Saturday, September 11, 2010

Resident Evil: Afterlife

Movie name: Resident Evil: Afterlife
Year of release: 2010
Director: Paul W. S. Anderson
Stars: Milla Jovovich, Ali Larter, Wentworth Miller, Kim Coates, Shawn Roberts, Spencer Locke, Sienna Guillory, Kacey Barnfield, Boris Kodjoe, Sergio Peris-Mencheta
Genre: Action, Horror, Sci-Fi
Score out of ten (whole numbers only): 4

Synopsis:Paul W. S. Anderson has made a name for himself with action films. His first film, the violent and underrated "Shopping", made in his native UK with a young Jude Law, promised a different path, but the director has since embarked in bigger budget sci-fi extravaganzas, namely "Event Horizon", "Soldier" and "Alien vs. Predator". "Resident Evil" has been a very popular video game and Anderson directed the first film of the series and has since then taken creative control over the films that have been thus far produced. "Resident Evil: Afterlife" sees Paul W.S. Anderson in the director chair, after the previous ones were directed by Alexander Witt and Russell Mulcahy (with mixed results). The film follows Alice (the ever resilient Milla Jovovich) and her clones, taking on the Umbrella Corporation in Japan.

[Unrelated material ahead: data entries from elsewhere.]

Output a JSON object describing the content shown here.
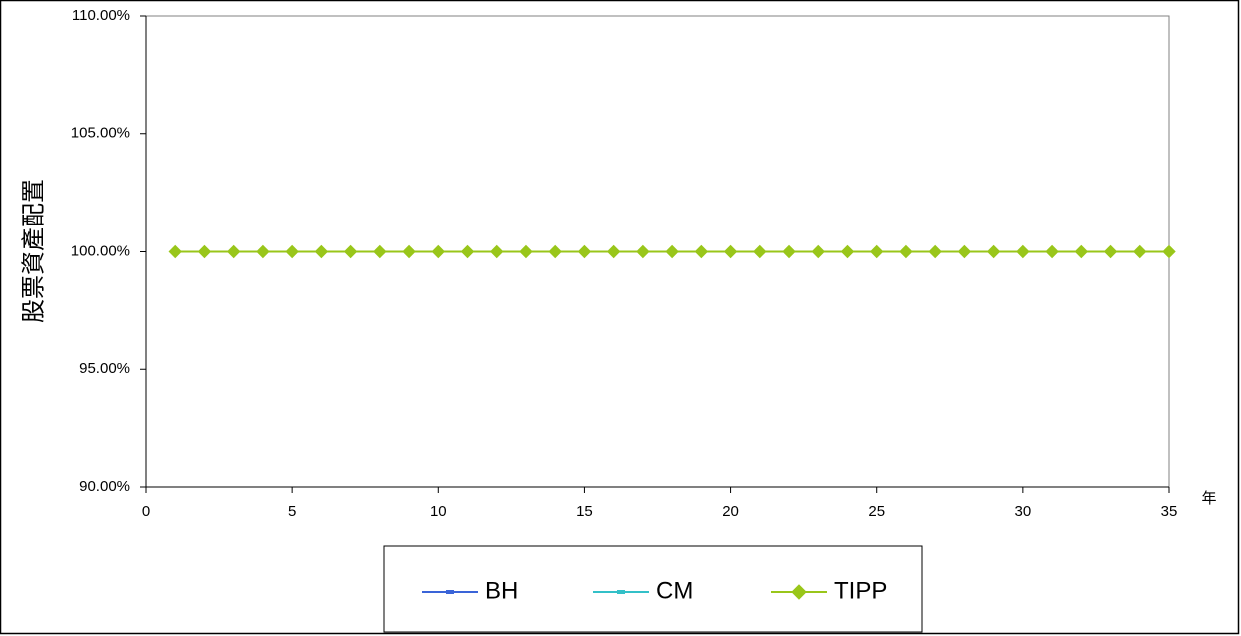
{
  "chart_data": {
    "type": "line",
    "title": "",
    "xlabel": "年",
    "ylabel": "股票資產配置",
    "xlim": [
      0,
      35
    ],
    "ylim": [
      0.9,
      1.1
    ],
    "x_ticks": [
      0,
      5,
      10,
      15,
      20,
      25,
      30,
      35
    ],
    "y_ticks": [
      0.9,
      0.95,
      1.0,
      1.05,
      1.1
    ],
    "y_tick_labels": [
      "90.00%",
      "95.00%",
      "100.00%",
      "105.00%",
      "110.00%"
    ],
    "grid": false,
    "legend_position": "bottom",
    "x": [
      1,
      2,
      3,
      4,
      5,
      6,
      7,
      8,
      9,
      10,
      11,
      12,
      13,
      14,
      15,
      16,
      17,
      18,
      19,
      20,
      21,
      22,
      23,
      24,
      25,
      26,
      27,
      28,
      29,
      30,
      31,
      32,
      33,
      34,
      35
    ],
    "series": [
      {
        "name": "BH",
        "color": "#3a64d8",
        "marker": "dash",
        "values": [
          1,
          1,
          1,
          1,
          1,
          1,
          1,
          1,
          1,
          1,
          1,
          1,
          1,
          1,
          1,
          1,
          1,
          1,
          1,
          1,
          1,
          1,
          1,
          1,
          1,
          1,
          1,
          1,
          1,
          1,
          1,
          1,
          1,
          1,
          1
        ]
      },
      {
        "name": "CM",
        "color": "#33c0c8",
        "marker": "dash",
        "values": [
          1,
          1,
          1,
          1,
          1,
          1,
          1,
          1,
          1,
          1,
          1,
          1,
          1,
          1,
          1,
          1,
          1,
          1,
          1,
          1,
          1,
          1,
          1,
          1,
          1,
          1,
          1,
          1,
          1,
          1,
          1,
          1,
          1,
          1,
          1
        ]
      },
      {
        "name": "TIPP",
        "color": "#99c61a",
        "marker": "diamond",
        "values": [
          1,
          1,
          1,
          1,
          1,
          1,
          1,
          1,
          1,
          1,
          1,
          1,
          1,
          1,
          1,
          1,
          1,
          1,
          1,
          1,
          1,
          1,
          1,
          1,
          1,
          1,
          1,
          1,
          1,
          1,
          1,
          1,
          1,
          1,
          1
        ]
      }
    ]
  }
}
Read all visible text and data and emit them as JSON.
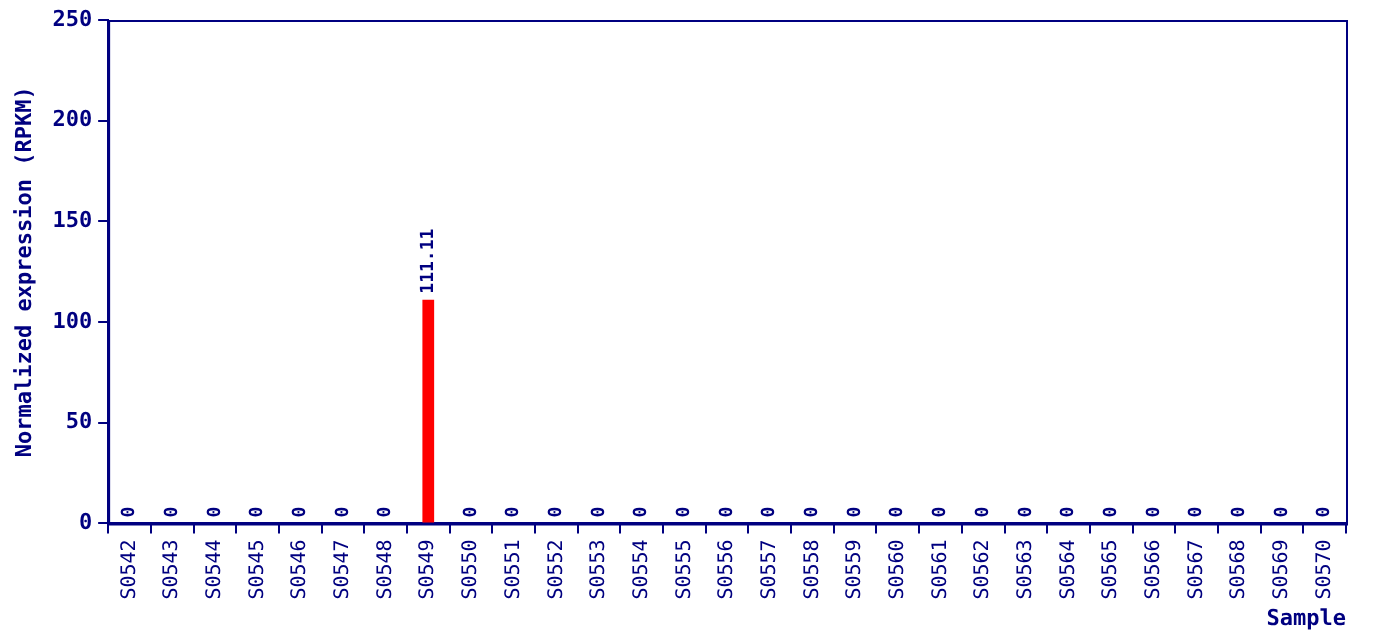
{
  "chart_data": {
    "type": "bar",
    "xlabel": "Sample",
    "ylabel": "Normalized expression (RPKM)",
    "categories": [
      "S0542",
      "S0543",
      "S0544",
      "S0545",
      "S0546",
      "S0547",
      "S0548",
      "S0549",
      "S0550",
      "S0551",
      "S0552",
      "S0553",
      "S0554",
      "S0555",
      "S0556",
      "S0557",
      "S0558",
      "S0559",
      "S0560",
      "S0561",
      "S0562",
      "S0563",
      "S0564",
      "S0565",
      "S0566",
      "S0567",
      "S0568",
      "S0569",
      "S0570"
    ],
    "values": [
      0,
      0,
      0,
      0,
      0,
      0,
      0,
      111.11,
      0,
      0,
      0,
      0,
      0,
      0,
      0,
      0,
      0,
      0,
      0,
      0,
      0,
      0,
      0,
      0,
      0,
      0,
      0,
      0,
      0
    ],
    "color": "#ff0000",
    "ylim": [
      0,
      250
    ],
    "yticks": [
      0,
      50,
      100,
      150,
      200,
      250
    ],
    "grid": false,
    "data_labels": true
  }
}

Her main opponent, the head of Umbrella, has also been genetically altered by the Virus and manages to infect Alice with a substance that makes her human again. Alice flees Japan in an attempt to go to Alaska, where her friends had gone, to a place named Arcadia. Upon her arrival she soon discovers that things are much different than she anticipated.

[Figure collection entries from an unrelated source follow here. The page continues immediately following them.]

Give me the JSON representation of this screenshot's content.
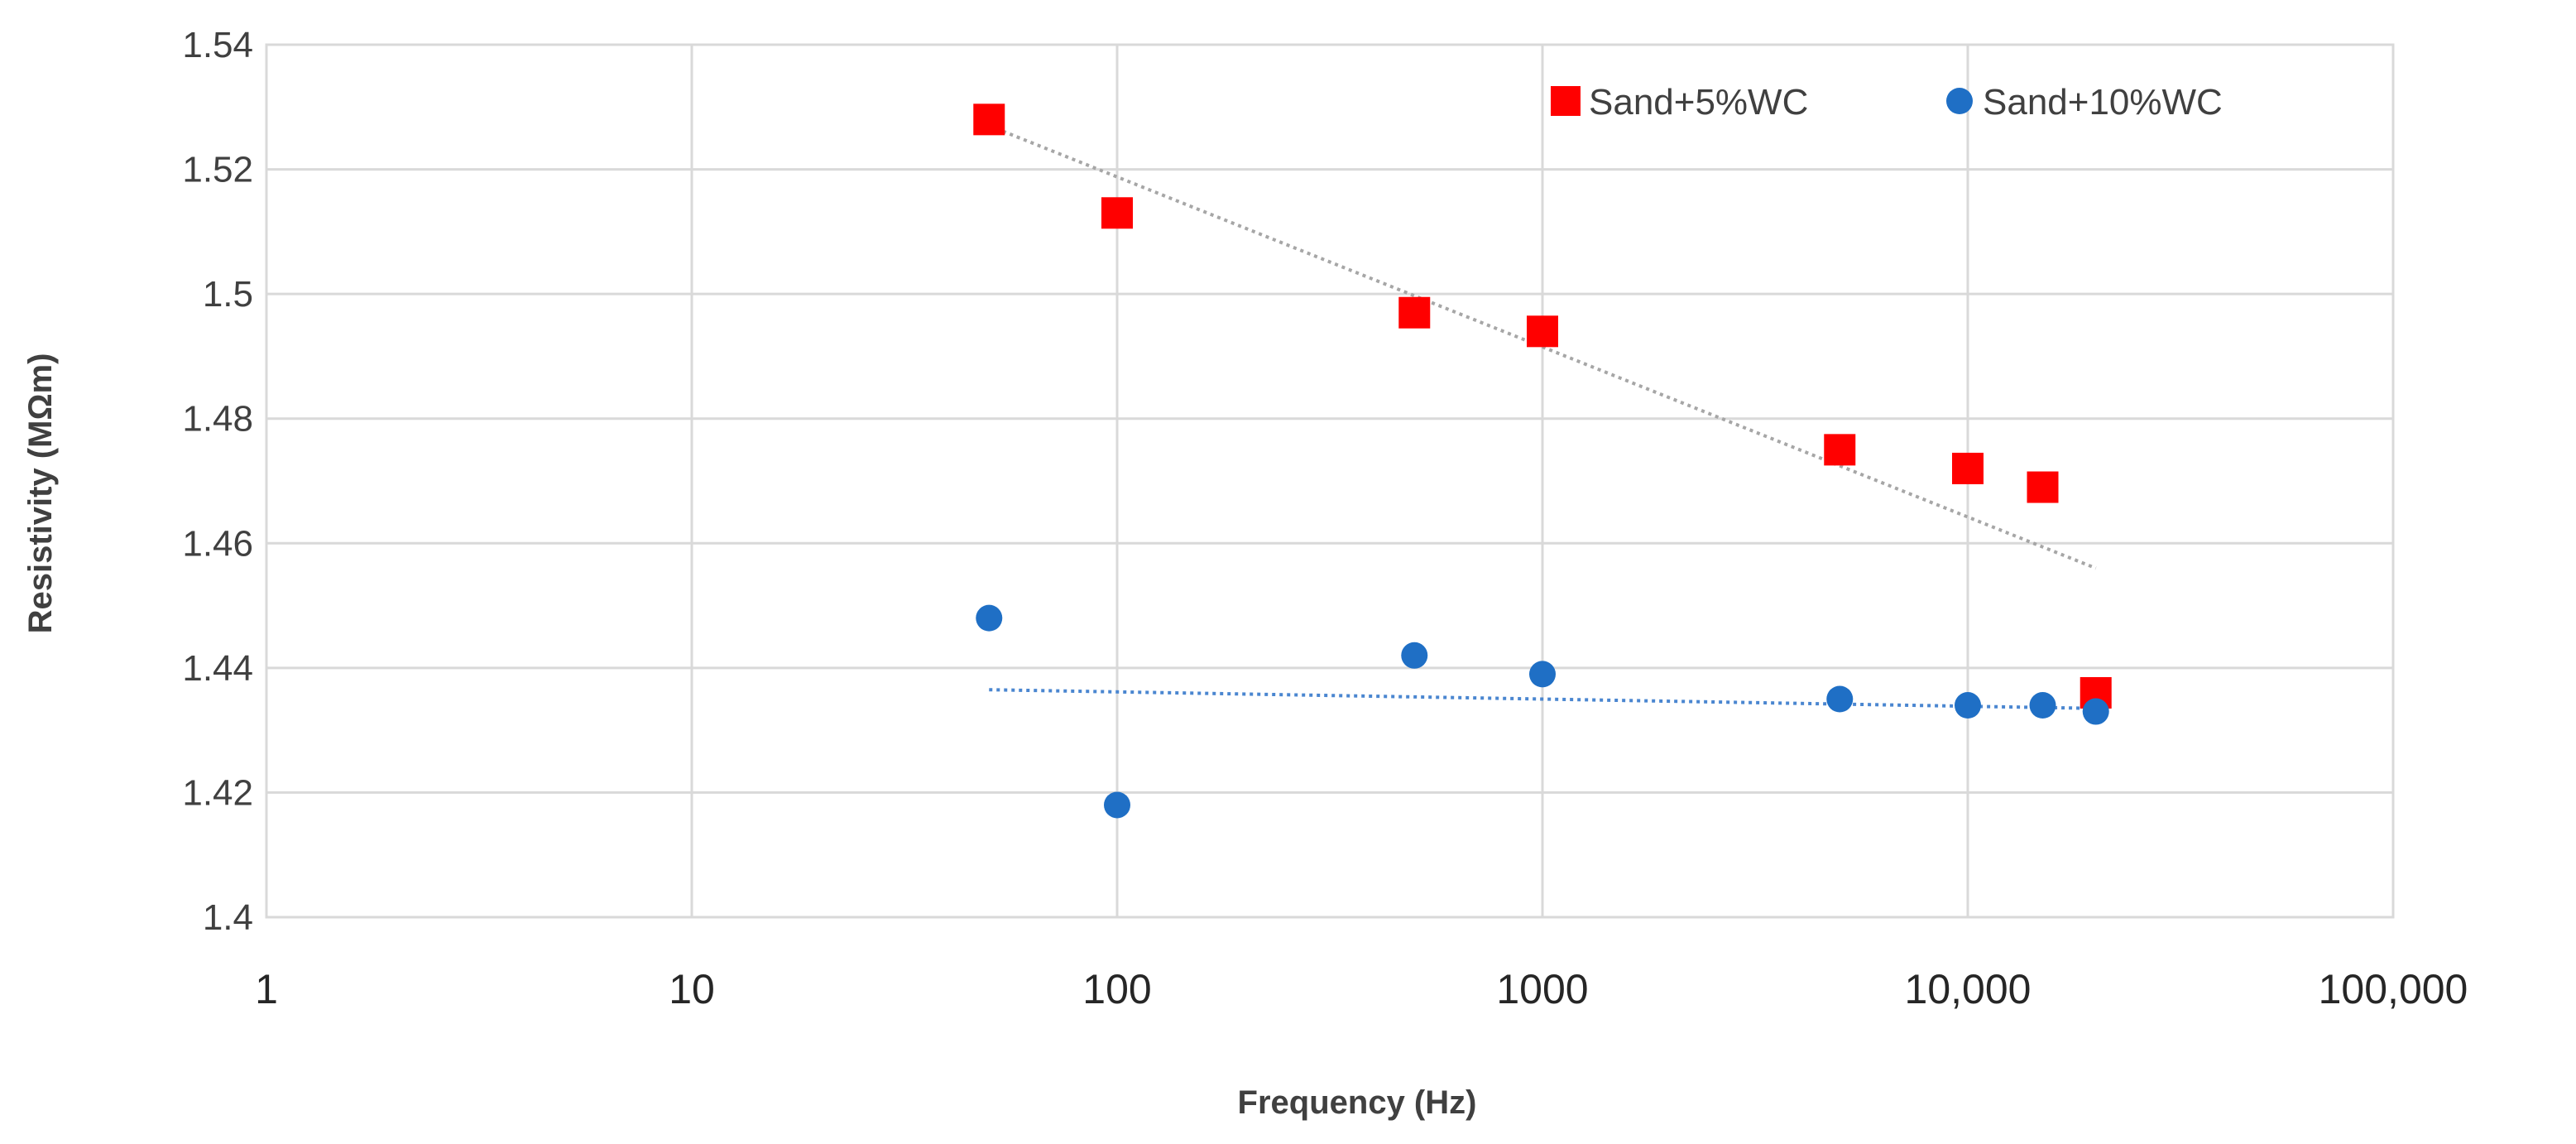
{
  "chart_data": {
    "type": "scatter",
    "title": "",
    "xlabel": "Frequency (Hz)",
    "ylabel": "Resistivity (MΩm)",
    "x_scale": "log",
    "xlim": [
      1,
      100000
    ],
    "ylim": [
      1.4,
      1.54
    ],
    "grid": true,
    "legend_position": "top-right",
    "x_ticks": [
      {
        "value": 1,
        "label": "1"
      },
      {
        "value": 10,
        "label": "10"
      },
      {
        "value": 100,
        "label": "100"
      },
      {
        "value": 1000,
        "label": "1000"
      },
      {
        "value": 10000,
        "label": "10,000"
      },
      {
        "value": 100000,
        "label": "100,000"
      }
    ],
    "y_ticks": [
      {
        "value": 1.4,
        "label": "1.4"
      },
      {
        "value": 1.42,
        "label": "1.42"
      },
      {
        "value": 1.44,
        "label": "1.44"
      },
      {
        "value": 1.46,
        "label": "1.46"
      },
      {
        "value": 1.48,
        "label": "1.48"
      },
      {
        "value": 1.5,
        "label": "1.5"
      },
      {
        "value": 1.52,
        "label": "1.52"
      },
      {
        "value": 1.54,
        "label": "1.54"
      }
    ],
    "series": [
      {
        "name": "Sand+5%WC",
        "marker": "square",
        "color": "#ff0000",
        "x": [
          50,
          100,
          500,
          1000,
          5000,
          10000,
          15000,
          20000
        ],
        "y": [
          1.528,
          1.513,
          1.497,
          1.494,
          1.475,
          1.472,
          1.469,
          1.436
        ],
        "trendline": {
          "style": "dotted",
          "color": "#a6a6a6",
          "from": [
            50,
            1.527
          ],
          "to": [
            20000,
            1.456
          ]
        }
      },
      {
        "name": "Sand+10%WC",
        "marker": "circle",
        "color": "#1f6fc5",
        "x": [
          50,
          100,
          500,
          1000,
          5000,
          10000,
          15000,
          20000
        ],
        "y": [
          1.448,
          1.418,
          1.442,
          1.439,
          1.435,
          1.434,
          1.434,
          1.433
        ],
        "trendline": {
          "style": "dotted",
          "color": "#4a86d0",
          "from": [
            50,
            1.4365
          ],
          "to": [
            20000,
            1.4335
          ]
        }
      }
    ]
  }
}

The film and it's sequels, are all anchored in action set pieces that make the main characters move towards their goal - a safe haven where there are no zombies. If the zombie genre was always used as a metaphor to expose the problems of our society, that was the tradition of the master of the genre George Romero, the "Resident Evil" series takes the more straightforward road. The goal is to keep the characters moving, trying to destroy opponents and somehow reach a utopia that doesn't seem to exist. The concept of the greedy corporation is still there, the omnipresent Umbrella corporation, but the whole choreography of the action and special effects have surpassed the spirit of a genre that was always about being subversive (and entertaining of course). As is, "Resident Evil: Afterlife" manages to be better than it's two previous sequels, in the sense that the director clearly relishes these characters and creates action sequences that are well thought and executed. It's industrial film-making at it's peak. Milla Jovovich continues her path as the action heroine, but that's all that can be said - there is no nuance here (both film and acting in general).